A full account of the miseries Centrelink uses to punish those who require its services would be depressing to write and tedious to read. The mainstream media brings us frequent accounts of Centrelink woes, sometimes ironically, such as in this article from the Daily Telegraph about the Welfare Super Bludger, which is not a really shit new children's superhero but a mythical recipient of Newstart allowance with the article highlighting one putative job seeker who stuffs up. (Apparently the guy misbehaved at 99 job interviews. How does anyone get 99 job interviews in a single year, let alone through employment service providers?!). There's little indication of larger issues, such as the cost of all the monitoring, the fact that people with disabilities are largely forced to rely on Newstart (and comply with "mutual obligation" requirements) instead of receiving the disability support pension let alone basic problem the ratio of jobseekers to jobs. 

It all feeds in to the myth of the welfare bludger, whom everyone seems to know - any facebook post about the low rate of Newstart is flooded with irate commentators describing their neighbour who's been on the dole for years, spending all day playing video games, getting tattoos and going on holidays - triggering endless audits and crackdowns that but never shows up in audits. When there are not enough jobs to go around - especially with the loss of blue collar and unskilled employment - demanding job seekers comply with mutual obligation requirements is a farce. Requiring job seekers to show up at an office for a day a week applying for jobs that don't exist without addressing any of the reasons why they became unemployed serves little purpose other than to punish the job seeker for being unemployed in the first place. It's not at least giving them a chance or getting them out of the house; it is demeaning, humiliating and horrible.

And today we won't even get started on the changes to granting of the disability support pension with insanely restrictive criteria forcing thousands of ill and injured people to deal with the job search system and providers with no understanding of disability - again, all to catch out the mythical bludger:


"The best form of welfare is a job" is the homeopathy of social services.
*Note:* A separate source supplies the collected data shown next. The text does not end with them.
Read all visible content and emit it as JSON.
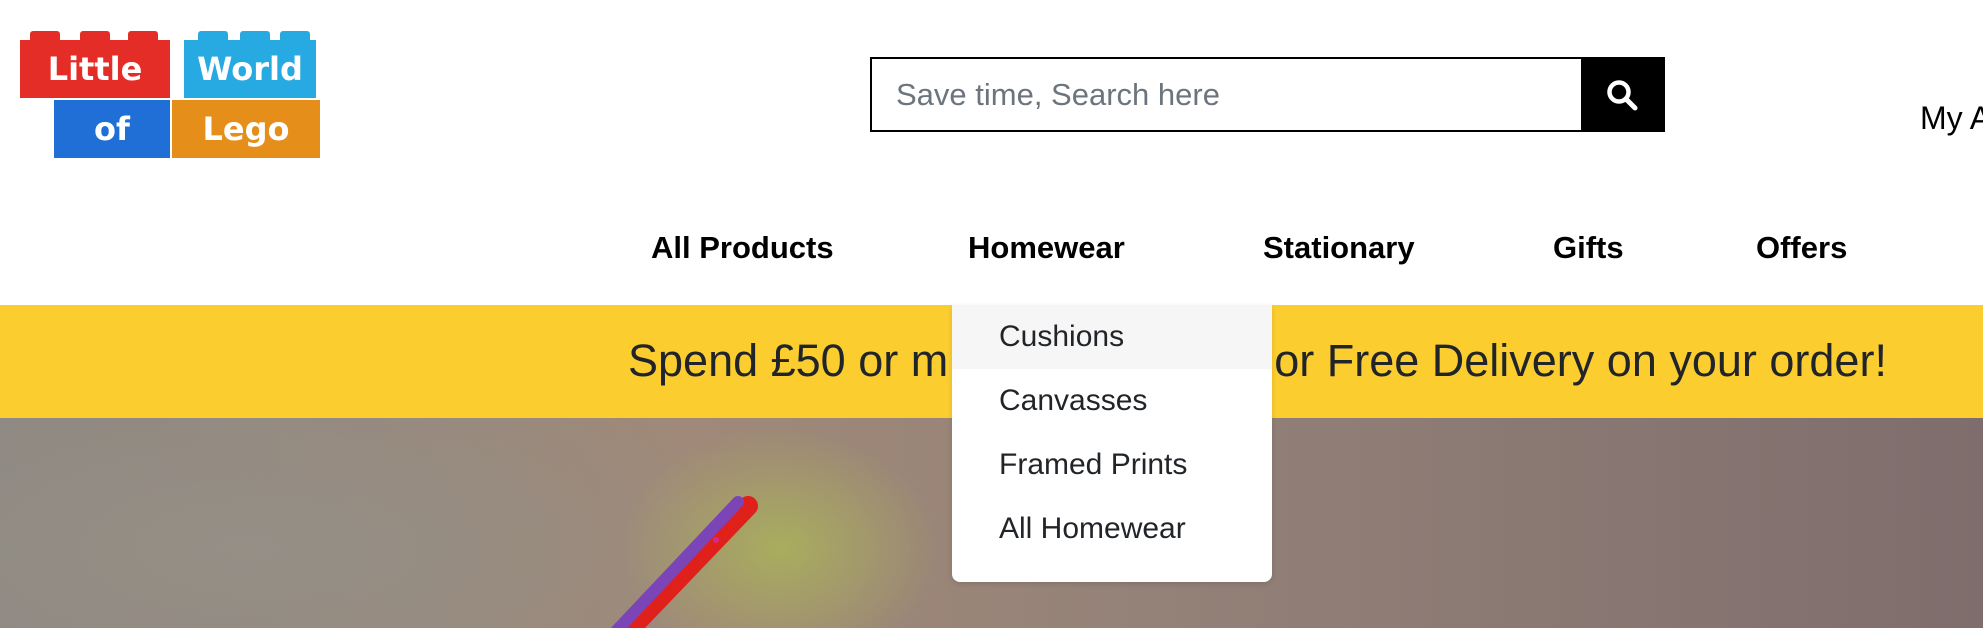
{
  "logo": {
    "words": [
      "Little",
      "World",
      "of",
      "Lego"
    ],
    "colors": [
      "#e52d27",
      "#27a9e1",
      "#1f6fd6",
      "#e58e1a"
    ]
  },
  "search": {
    "placeholder": "Save time, Search here",
    "value": "",
    "icon": "search-icon"
  },
  "account": {
    "label": "My A"
  },
  "nav": {
    "items": [
      {
        "label": "All Products"
      },
      {
        "label": "Homewear"
      },
      {
        "label": "Stationary"
      },
      {
        "label": "Gifts"
      },
      {
        "label": "Offers"
      }
    ]
  },
  "banner": {
    "text_left": "Spend £50 or m",
    "text_right": "or Free Delivery on your order!",
    "background": "#fccd2f"
  },
  "homewear_menu": {
    "items": [
      {
        "label": "Cushions",
        "highlighted": true
      },
      {
        "label": "Canvasses"
      },
      {
        "label": "Framed Prints"
      },
      {
        "label": "All Homewear"
      }
    ]
  }
}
It doesn't work and it makes no sense, but its adherents cling to it with religious fervour and become defensive and angry when challenged.

Jocelyn Newman cannot of course solely be blamed for the sorry state of affairs for Australian job seekers today, just as Centrelink cannot really be blamed for the policies they are forced to enact, like denying dying people the disability support pension. It's takes an entire government, and their mindset of the disadvantaged as a societal evil writ in policies punishing the poor for their very existence, for that. (Not that Labor is ever much better; witness the Gillard Labor government turfing single parents, regardless of training or childcare or anything else, off single parenting payments and onto Newstart).

In truth, it's been decades of bloody minded adherence to neoliberal policies in spite of all evidence that has created the whole welfare hell; but in creating Centrelink, Jocelyn Newman opened up a corporatised, centralised portal to that hell.

It's worth examining how far the current Australian welfare system has strayed from the ideals under which it was established in the days after World War Two: 

"The moment we establish, or perpetuate, the principle that the citizen, in order to get something he needs or wants and to which he has looked forward, must prove his poverty, we convert him into a suppliant to the state for benevolence.

That position is inconsistent with the proper dignity of the citizen in a democratic country. People should be able to obtain these benefits as a matter of right, with no more loss of their own standards of self-respect than would be involved in collecting from an insurance company the proceeds of an endowment policy on which they have been paying premiums for years."


Which raging lefty socialist uttered these words? Why, it was Robert Menzies. Now there's a legacy I'd like to see revived.